Priscilla welcomed son Navarone with then-partner Marco Garibaldi Garcia on March 1, 1987. A musician like his half-sister, Marco fronts the L.A.-based band Them Guns.

He married longtime girlfriend Elisa Achilli in 2022 on the grounds of a 16th-century castle-turned-luxury hotel in Switzerland.

"They've been together for four years," Priscilla told People at the time, "and we've all been waiting patiently for this day."

Riley was born May 29, 1989, to Lisa Marie and her first husband, Danny Keough. A model, singer and actress known for The Girlfriend Experience, Daisy Jones & the Six and films including Magic Mike and Logan Lucky, she became the sole owner of Graceland after her mother's death.
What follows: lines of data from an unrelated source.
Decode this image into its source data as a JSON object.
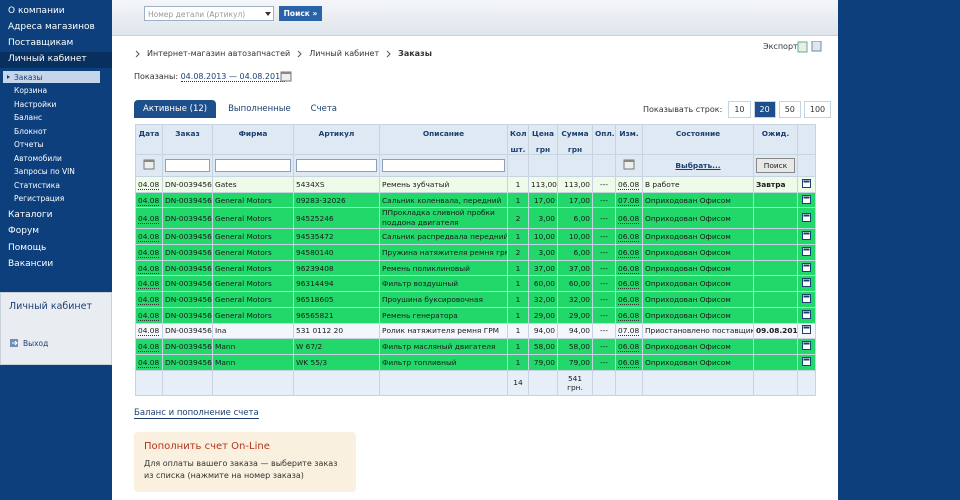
{
  "sidebar": {
    "menu": [
      "О компании",
      "Адреса магазинов",
      "Поставщикам"
    ],
    "active": "Личный кабинет",
    "submenu": [
      "Заказы",
      "Корзина",
      "Настройки",
      "Баланс",
      "Блокнот",
      "Отчеты",
      "Автомобили",
      "Запросы по VIN",
      "Статистика",
      "Регистрация"
    ],
    "menu2": [
      "Каталоги",
      "Форум",
      "Помощь",
      "Вакансии"
    ],
    "box": {
      "title": "Личный кабинет",
      "logout": "Выход"
    }
  },
  "header": {
    "search_placeholder": "Номер детали (Артикул)",
    "search_button": "Поиск »"
  },
  "breadcrumb": [
    "Интернет-магазин автозапчастей",
    "Личный кабинет",
    "Заказы"
  ],
  "export": "Экспорт",
  "period": {
    "label": "Показаны:",
    "range": "04.08.2013 — 04.08.2013"
  },
  "tabs": [
    "Активные (12)",
    "Выполненные",
    "Счета"
  ],
  "rows_per_page": {
    "label": "Показывать строк:",
    "options": [
      "10",
      "20",
      "50",
      "100"
    ],
    "selected": "20"
  },
  "table": {
    "columns": [
      {
        "title": "Дата"
      },
      {
        "title": "Заказ"
      },
      {
        "title": "Фирма"
      },
      {
        "title": "Артикул"
      },
      {
        "title": "Описание"
      },
      {
        "title": "Кол",
        "unit": "шт."
      },
      {
        "title": "Цена",
        "unit": "грн"
      },
      {
        "title": "Сумма",
        "unit": "грн"
      },
      {
        "title": "Опл."
      },
      {
        "title": "Изм."
      },
      {
        "title": "Состояние"
      },
      {
        "title": "Ожид."
      }
    ],
    "filter_select": "Выбрать...",
    "filter_button": "Поиск",
    "rows": [
      {
        "color": "#eefbe8",
        "cells": [
          "04.08",
          "DN-0039456",
          "Gates",
          "5434XS",
          "Ремень зубчатый",
          "1",
          "113,00",
          "113,00",
          "---",
          "06.08",
          "В работе",
          "Завтра"
        ]
      },
      {
        "color": "#22d86a",
        "cells": [
          "04.08",
          "DN-0039456",
          "General Motors",
          "09283-32026",
          "Сальник коленвала, передний",
          "1",
          "17,00",
          "17,00",
          "---",
          "07.08",
          "Оприходован Офисом",
          ""
        ]
      },
      {
        "color": "#22d86a",
        "cells": [
          "04.08",
          "DN-0039456",
          "General Motors",
          "94525246",
          "ППрокладка сливной пробки поддона двигателя",
          "2",
          "3,00",
          "6,00",
          "---",
          "06.08",
          "Оприходован Офисом",
          ""
        ]
      },
      {
        "color": "#22d86a",
        "cells": [
          "04.08",
          "DN-0039456",
          "General Motors",
          "94535472",
          "Сальник распредвала передний",
          "1",
          "10,00",
          "10,00",
          "---",
          "06.08",
          "Оприходован Офисом",
          ""
        ]
      },
      {
        "color": "#22d86a",
        "cells": [
          "04.08",
          "DN-0039456",
          "General Motors",
          "94580140",
          "Пружина натяжителя ремня грм",
          "2",
          "3,00",
          "6,00",
          "---",
          "06.08",
          "Оприходован Офисом",
          ""
        ]
      },
      {
        "color": "#22d86a",
        "cells": [
          "04.08",
          "DN-0039456",
          "General Motors",
          "96239408",
          "Ремень поликлиновый",
          "1",
          "37,00",
          "37,00",
          "---",
          "06.08",
          "Оприходован Офисом",
          ""
        ]
      },
      {
        "color": "#22d86a",
        "cells": [
          "04.08",
          "DN-0039456",
          "General Motors",
          "96314494",
          "Фильтр воздушный",
          "1",
          "60,00",
          "60,00",
          "---",
          "06.08",
          "Оприходован Офисом",
          ""
        ]
      },
      {
        "color": "#22d86a",
        "cells": [
          "04.08",
          "DN-0039456",
          "General Motors",
          "96518605",
          "Проушина буксировочная",
          "1",
          "32,00",
          "32,00",
          "---",
          "06.08",
          "Оприходован Офисом",
          ""
        ]
      },
      {
        "color": "#22d86a",
        "cells": [
          "04.08",
          "DN-0039456",
          "General Motors",
          "96565821",
          "Ремень генератора",
          "1",
          "29,00",
          "29,00",
          "---",
          "06.08",
          "Оприходован Офисом",
          ""
        ]
      },
      {
        "color": "#f3f6fa",
        "cells": [
          "04.08",
          "DN-0039456",
          "Ina",
          "531 0112 20",
          "Ролик натяжителя ремня ГРМ",
          "1",
          "94,00",
          "94,00",
          "---",
          "07.08",
          "Приостановлено поставщиком",
          "09.08.2013"
        ]
      },
      {
        "color": "#22d86a",
        "cells": [
          "04.08",
          "DN-0039456",
          "Mann",
          "W 67/2",
          "Фильтр масляный двигателя",
          "1",
          "58,00",
          "58,00",
          "---",
          "06.08",
          "Оприходован Офисом",
          ""
        ]
      },
      {
        "color": "#22d86a",
        "cells": [
          "04.08",
          "DN-0039456",
          "Mann",
          "WK 55/3",
          "Фильтр топливный",
          "1",
          "79,00",
          "79,00",
          "---",
          "06.08",
          "Оприходован Офисом",
          ""
        ]
      }
    ],
    "totals": {
      "qty": "14",
      "sum": "541 грн."
    }
  },
  "balance": {
    "link": "Баланс и пополнение счета",
    "title": "Пополнить счет On-Line",
    "text": "Для оплаты вашего заказа — выберите заказ из списка (нажмите на номер заказа)"
  }
}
She also set out to complete Lisa Marie's unfinished book, telling People upon its release in 2024, "What she wanted to do in her memoir, and what I hope I’ve done in finishing it for her, is to go beneath the magazine headline idea of her and reveal the core of who she was. To turn her into a three-dimensional human being: the best mother, a wild child, a fierce friend, an underrated artist, frank, funny, traumatized, joyous, grieving, everything that she was throughout her remarkable life."

Riley married Australian stuntman Ben Smith-Petersen in 2015. They share daughter Tupelo Storm, born in August 2022 via surrogate, and another child they quietly welcomed in early 2025.

Benjamin died by suicide in July 2020 at the age of 27. A rep for Lisa Marie said at the time that she was "completely heartbroken, inconsolable and beyond devastated but trying to stay strong for her 11-year-old twins" and Riley.

While Lisa Marie candidly wrote about her grief, noting in a 2022 essay for People that "you do not 'get over it,' you do not 'move on,'" the depth of her loss came into sharper focus after her own death.

She revealed in her memoir that she preserved Benjamin's body on dry ice for two months on her L.A.-area property before she was ready to let him go. He was eventually laid to rest at Graceland in October 2020.

Lisa Marie was buried next to her son less than three years after his death.

Harper and Finley, born Oct. 7, 2008, lead relatively private lives living with their dad Michael, who became their legal guardian after Lisa Marie died.

The teens don't post much to their respective Instagram accounts, but they paid tribute to their mom on the second anniversary of her death in 2025. Finley posted a pic to Instagram Stories of her and her sister as babies in Lisa Marie's arms, writing, "2 years...i love you always." Harper shared a snap from when they were toddlers, writing, "I can't believe it's been 2 years. I miss you and love you so much mama."